Sure, we were all elated for the Cubs to land such a renowned executive for their new Baseball Operations department, but there was still so much hard work (and boring summers) ahead of us … a reality Epstein reminded us of often. “You can’t turn an ocean liner on a dime,” and whatnot.
But that’s the difference between that era of Chicago Cubs baseball and today: Even when it sucked, we generally knew what we were getting into … because they told us. At any point along the following timeline, I would have been able to explain the broader concept of what the Cubs were going for at that particular time. And that helped me contextualize and understand every move, even the ones I didn’t like.
But now? Not so much.
After missing out this offseason on theoretical fits like Jose Abreu, Kodai Senga, Christian Vázquez, Sean Murphy, and Chris Bassitt, not to mention Carlos Correa, Trea Turner, and Xander Bogaerts, I’m not sure where we are. OR where we’re supposed to be headed. I don’t know what to root for, which players to target, what to get excited about. Nothing. It’s not great.

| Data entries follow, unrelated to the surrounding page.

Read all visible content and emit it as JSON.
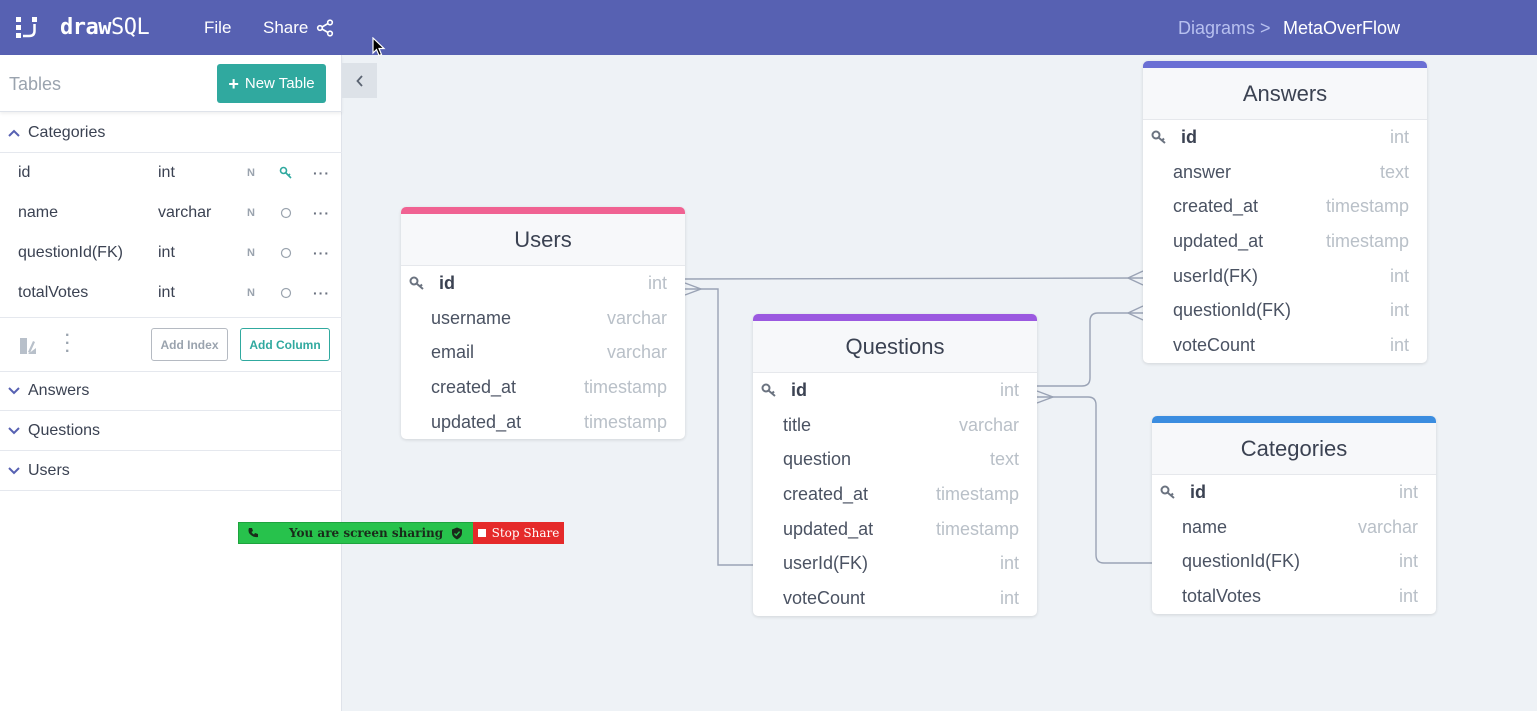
{
  "header": {
    "logo": "drawSQL",
    "logo_bold": "draw",
    "logo_light": "SQL",
    "menu_file": "File",
    "menu_share": "Share",
    "breadcrumb_parent": "Diagrams >",
    "breadcrumb_current": "MetaOverFlow",
    "color": "#5761b2"
  },
  "sidebar": {
    "title": "Tables",
    "new_table_label": "New Table",
    "expanded_table": "Categories",
    "columns": [
      {
        "name": "id",
        "type": "int",
        "nullable": "N",
        "key": "primary"
      },
      {
        "name": "name",
        "type": "varchar",
        "nullable": "N",
        "key": "none"
      },
      {
        "name": "questionId(FK)",
        "type": "int",
        "nullable": "N",
        "key": "none"
      },
      {
        "name": "totalVotes",
        "type": "int",
        "nullable": "N",
        "key": "none"
      }
    ],
    "add_index_label": "Add Index",
    "add_column_label": "Add Column",
    "collapsed_tables": [
      "Answers",
      "Questions",
      "Users"
    ]
  },
  "screen_share": {
    "status_text": "You are screen sharing",
    "stop_label": "Stop Share"
  },
  "tables": {
    "users": {
      "name": "Users",
      "accent": "#f06292",
      "columns": [
        {
          "name": "id",
          "type": "int"
        },
        {
          "name": "username",
          "type": "varchar"
        },
        {
          "name": "email",
          "type": "varchar"
        },
        {
          "name": "created_at",
          "type": "timestamp"
        },
        {
          "name": "updated_at",
          "type": "timestamp"
        }
      ]
    },
    "questions": {
      "name": "Questions",
      "accent": "#9b59e0",
      "columns": [
        {
          "name": "id",
          "type": "int"
        },
        {
          "name": "title",
          "type": "varchar"
        },
        {
          "name": "question",
          "type": "text"
        },
        {
          "name": "created_at",
          "type": "timestamp"
        },
        {
          "name": "updated_at",
          "type": "timestamp"
        },
        {
          "name": "userId(FK)",
          "type": "int"
        },
        {
          "name": "voteCount",
          "type": "int"
        }
      ]
    },
    "answers": {
      "name": "Answers",
      "accent": "#6a6fd4",
      "columns": [
        {
          "name": "id",
          "type": "int"
        },
        {
          "name": "answer",
          "type": "text"
        },
        {
          "name": "created_at",
          "type": "timestamp"
        },
        {
          "name": "updated_at",
          "type": "timestamp"
        },
        {
          "name": "userId(FK)",
          "type": "int"
        },
        {
          "name": "questionId(FK)",
          "type": "int"
        },
        {
          "name": "voteCount",
          "type": "int"
        }
      ]
    },
    "categories": {
      "name": "Categories",
      "accent": "#3b8de0",
      "columns": [
        {
          "name": "id",
          "type": "int"
        },
        {
          "name": "name",
          "type": "varchar"
        },
        {
          "name": "questionId(FK)",
          "type": "int"
        },
        {
          "name": "totalVotes",
          "type": "int"
        }
      ]
    }
  },
  "icons": {
    "primary_key": "key-icon",
    "share": "share-icon",
    "collapse": "chevron-left-icon"
  }
}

And the worst part is that I like to think I was being realistic in terms of the tier of free agency I was hoping/expecting the Cubs to target this winter. I wasn’t out there beating the drum for Aaron Judge, Jacob deGrom, Justin Verlander, or Carlos Rodon. But it’s difficult to believe they made serious efforts for any of the above — not when Senga, Vázquez, Murphy, Bassitt were all acquired at relatively reasonable prices. If they were aggressive, if they really wanted them, they could have landed them.

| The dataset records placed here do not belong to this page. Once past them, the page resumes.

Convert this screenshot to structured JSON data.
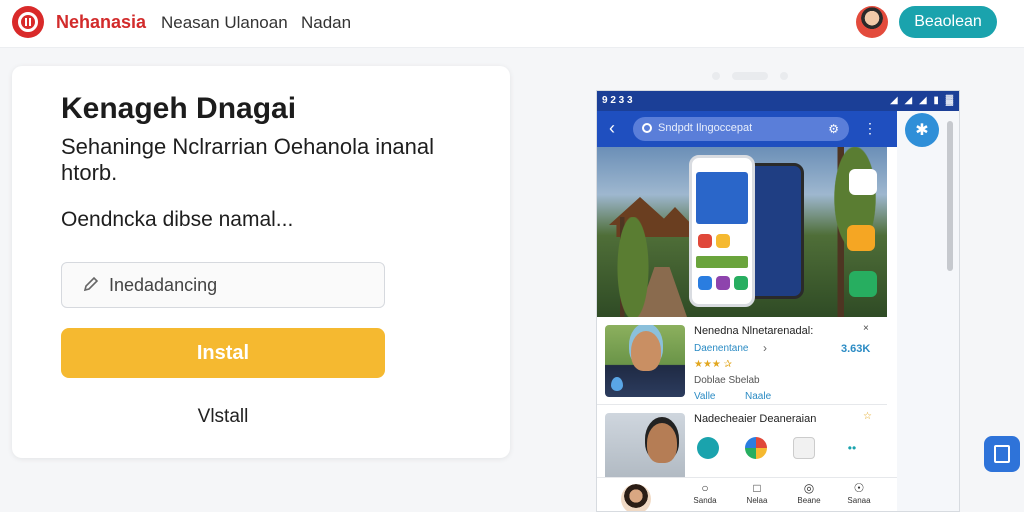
{
  "header": {
    "brand": "Nehanasia",
    "nav": [
      "Neasan Ulanoan",
      "Nadan"
    ],
    "button_label": "Beaolean"
  },
  "card": {
    "title": "Kenageh Dnagai",
    "description": "Sehaninge Nclrarrian Oehanola inanal htorb.",
    "subtitle": "Oendncka dibse namal...",
    "search_placeholder": "Inedadancing",
    "install_label": "Instal",
    "secondary_label": "Vlstall"
  },
  "phone": {
    "status_time": "9 2 3 3",
    "status_icons": "◢ ◢ ◢ ▮ ▓",
    "search_text": "Sndpdt Ilngoccepat",
    "items": [
      {
        "title": "Nenedna Nlnetarenadal:",
        "meta": "Daenentane",
        "rating": "★★★ ✰",
        "sub": "Doblae Sbelab",
        "tag1": "Valle",
        "tag2": "Naale",
        "price": "3.63K",
        "close": "×"
      },
      {
        "title": "Nadecheaier Deaneraian",
        "close": "☆"
      }
    ],
    "nav_tabs": [
      {
        "icon": "○",
        "label": "Sanda"
      },
      {
        "icon": "□",
        "label": "Nelaa"
      },
      {
        "icon": "◎",
        "label": "Beane"
      },
      {
        "icon": "☉",
        "label": "Sanaa"
      }
    ]
  },
  "colors": {
    "brand_red": "#d22b2b",
    "accent_teal": "#1aa3ad",
    "install_yellow": "#f5b930",
    "phone_blue": "#1f4fbf"
  }
}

But I guess they didn’t, and that’s news to us, because I thought we were supposed to be turning a page this offseason. Then again, how could I know. The messaging (and action) has been all over the place.
And so on.
But listen, it’s not the Cubs job to tell me what they’re going to do. They don’t owe me that. But we don’t owe them anything in return. There’s a benefit to transparency and a cost to keeping us in the dark. And not just an amorphous cost, either. I won’t speak for any of you, but right now, I’m having a bad time as a Cubs fan. And you know what that makes me less likely to do? Buy expensive Cubs gear. Buy expensive Cubs tickets. Subscribe to expensive TV Networks. Get my friends excited about the season. And so on.
So, sure, it’s entirely their choice to keep us in the dark. And maybe there’s even some implicit advantage to that. But there are costs too, and we, as fans, wear the brunt of that.
Setting all of this aside for a moment: Dansby Swanson is still available. He is unanimously considered the fourth best shortstop of this bunch, but he’s still very good and he’s still out there. The Cubs will probably have to overpay him at this point (he’s in a great market position at the moment), but maybe he’s the one they always wanted. Or maybe they never wanted any of them. How would we know?
As a reminder, at the end of the year, the Cubs will lose Ian Happ, Kyle Hendricks, Yan Gomes, and Cody Bellinger to free agency. Meanwhile, Marcus Stroman could opt out, Nico Hoerner will have just two years remaining, and the Cubs will have burned the first two seasons of Seiya Suzuki, who will be approaching 30, on … whatever this is.